Meantime the news of the murder was not long in making its devious way about the sparsely settled countryside. Most of the population of White Lodge, and ranchers from remote districts, visited the scene. One fortunate individual, who had arrived before the body had been removed, interested various groups by stretching himself out on the prairie on the exact spot where the slain man had been found.

"Here he laid, jest like this," the actor would conclude, "right out here in the bunch grass and prickly pear, with his hands and feet tied to them tent-stakes, and pony tracks and moccasin tracks all mixed around in the dust jest as if a hull tribe had been millin' here. If a lot of Injuns don't swing for this, then there's no use of callin' this a white man's country any more."

The flames of resentment needed no fanning, as Lowell found. The agent had not concluded his work with the sheriff at White Lodge before he heard thinly veiled threats directed at all Indians and their friends. He paid no attention to the comments, but drove back to the agency, successfully masking the grave concern he felt. In the evening, his chief clerk, Ed Rogers, found Lowell reading a magazine.

"The talk is that you'll have to get Fire Bear for this murder," said Rogers. Then the chief clerk added, bluntly: "I thought sure you'd be working on this case."

Lowell smiled at the clerk's astonishment.

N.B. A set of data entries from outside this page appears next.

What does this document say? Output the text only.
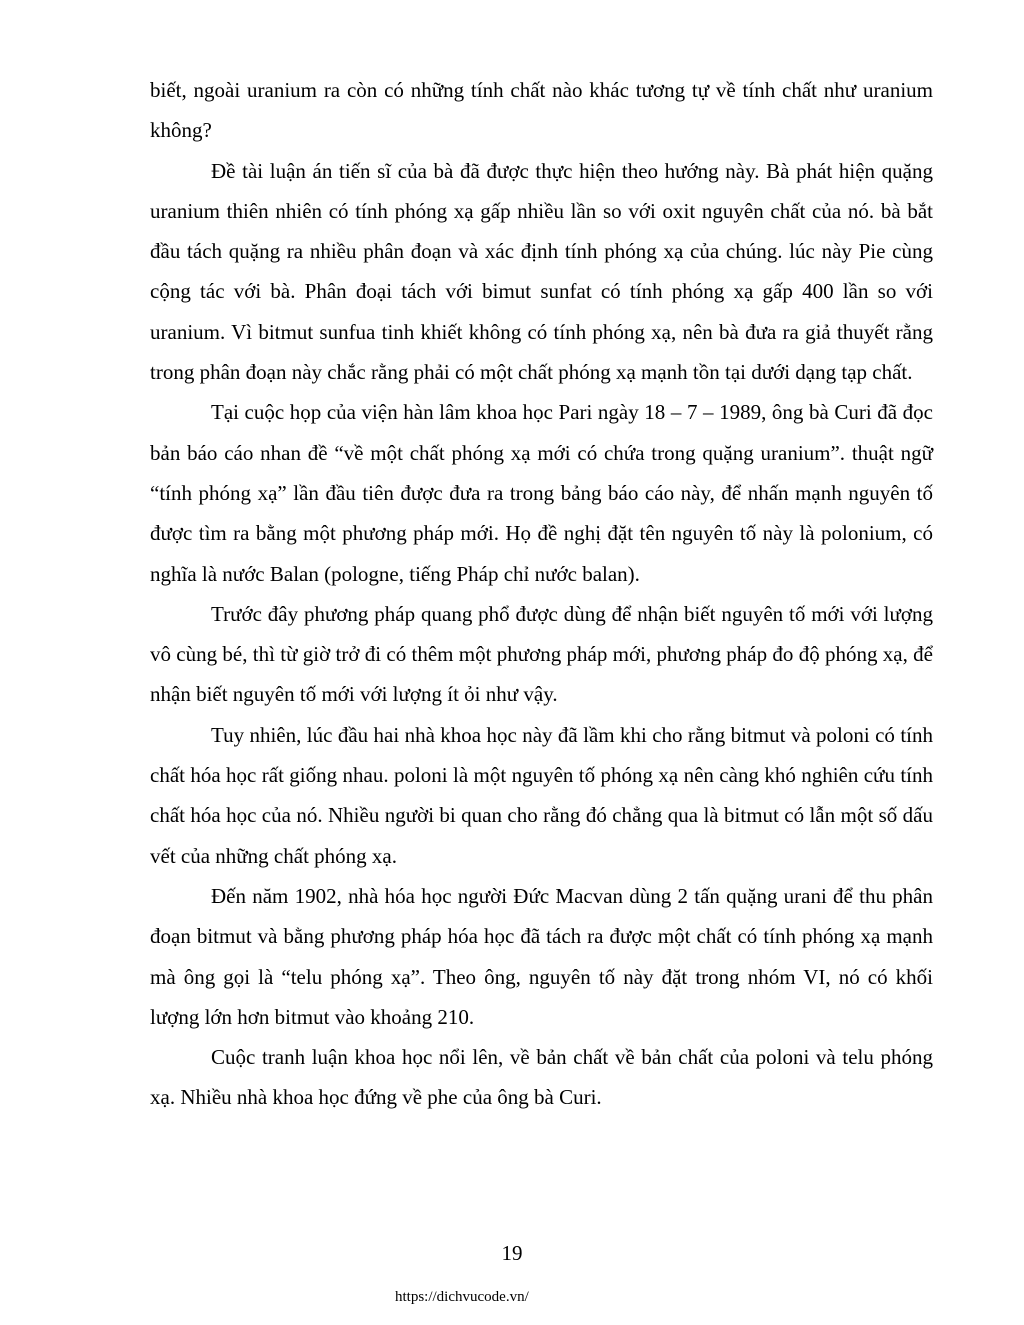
biết, ngoài uranium ra còn có những tính chất nào khác tương tự về tính chất như uranium không?

Đề tài luận án tiến sĩ của bà đã được thực hiện theo hướng này. Bà phát hiện quặng uranium thiên nhiên có tính phóng xạ gấp nhiều lần so với oxit nguyên chất của nó. bà bắt đầu tách quặng ra nhiều phân đoạn và xác định tính phóng xạ của chúng. lúc này Pie cùng cộng tác với bà. Phân đoại tách với bimut sunfat có tính phóng xạ gấp 400 lần so với uranium. Vì bitmut sunfua tinh khiết không có tính phóng xạ, nên bà đưa ra giả thuyết rằng trong phân đoạn này chắc rằng phải có một chất phóng xạ mạnh tồn tại dưới dạng tạp chất.

Tại cuộc họp của viện hàn lâm khoa học Pari ngày 18 – 7 – 1989, ông bà Curi đã đọc bản báo cáo nhan đề “về một chất phóng xạ mới có chứa trong quặng uranium”. thuật ngữ “tính phóng xạ” lần đầu tiên được đưa ra trong bảng báo cáo này, để nhấn mạnh nguyên tố được tìm ra bằng một phương pháp mới. Họ đề nghị đặt tên nguyên tố này là polonium, có nghĩa là nước Balan (pologne, tiếng Pháp chỉ nước balan).

Trước đây phương pháp quang phổ được dùng để nhận biết nguyên tố mới với lượng vô cùng bé, thì từ giờ trở đi có thêm một phương pháp mới, phương pháp đo độ phóng xạ, để nhận biết nguyên tố mới với lượng ít ỏi như vậy.

Tuy nhiên, lúc đầu hai nhà khoa học này đã lầm khi cho rằng bitmut và poloni có tính chất hóa học rất giống nhau. poloni là một nguyên tố phóng xạ nên càng khó nghiên cứu tính chất hóa học của nó. Nhiều người bi quan cho rằng đó chẳng qua là bitmut có lẫn một số dấu vết của những chất phóng xạ.

Đến năm 1902, nhà hóa học người Đức Macvan dùng 2 tấn quặng urani để thu phân đoạn bitmut và bằng phương pháp hóa học đã tách ra được một chất có tính phóng xạ mạnh mà ông gọi là “telu phóng xạ”. Theo ông, nguyên tố này đặt trong nhóm VI, nó có khối lượng lớn hơn bitmut vào khoảng 210.

Cuộc tranh luận khoa học nổi lên, về bản chất về bản chất của poloni và telu phóng xạ. Nhiều nhà khoa học đứng về phe của ông bà Curi.

19
https://dichvucode.vn/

"There's nothing more that requires my attention just now," he said. "If Fire Bear is wanted, we can always get him. That's one thing that simplifies all such matters, where Indians are concerned. An Indian can't lose himself in a crowd, like a white man. Furthermore, he never thinks of leaving the reservation."

Here the young agent rose and yawned.

"Anyway," he remarked, "it isn't our move right now. Until it is, I prefer to think of pleasanter things."

But the agent's thoughts were not on any of the pleasant things contained in the magazine he had flung into a corner. They were dwelling most consistently upon a pleasing journey he had enjoyed, a few days before, with a young woman whom he had taken from the agency to Mystery Ranch.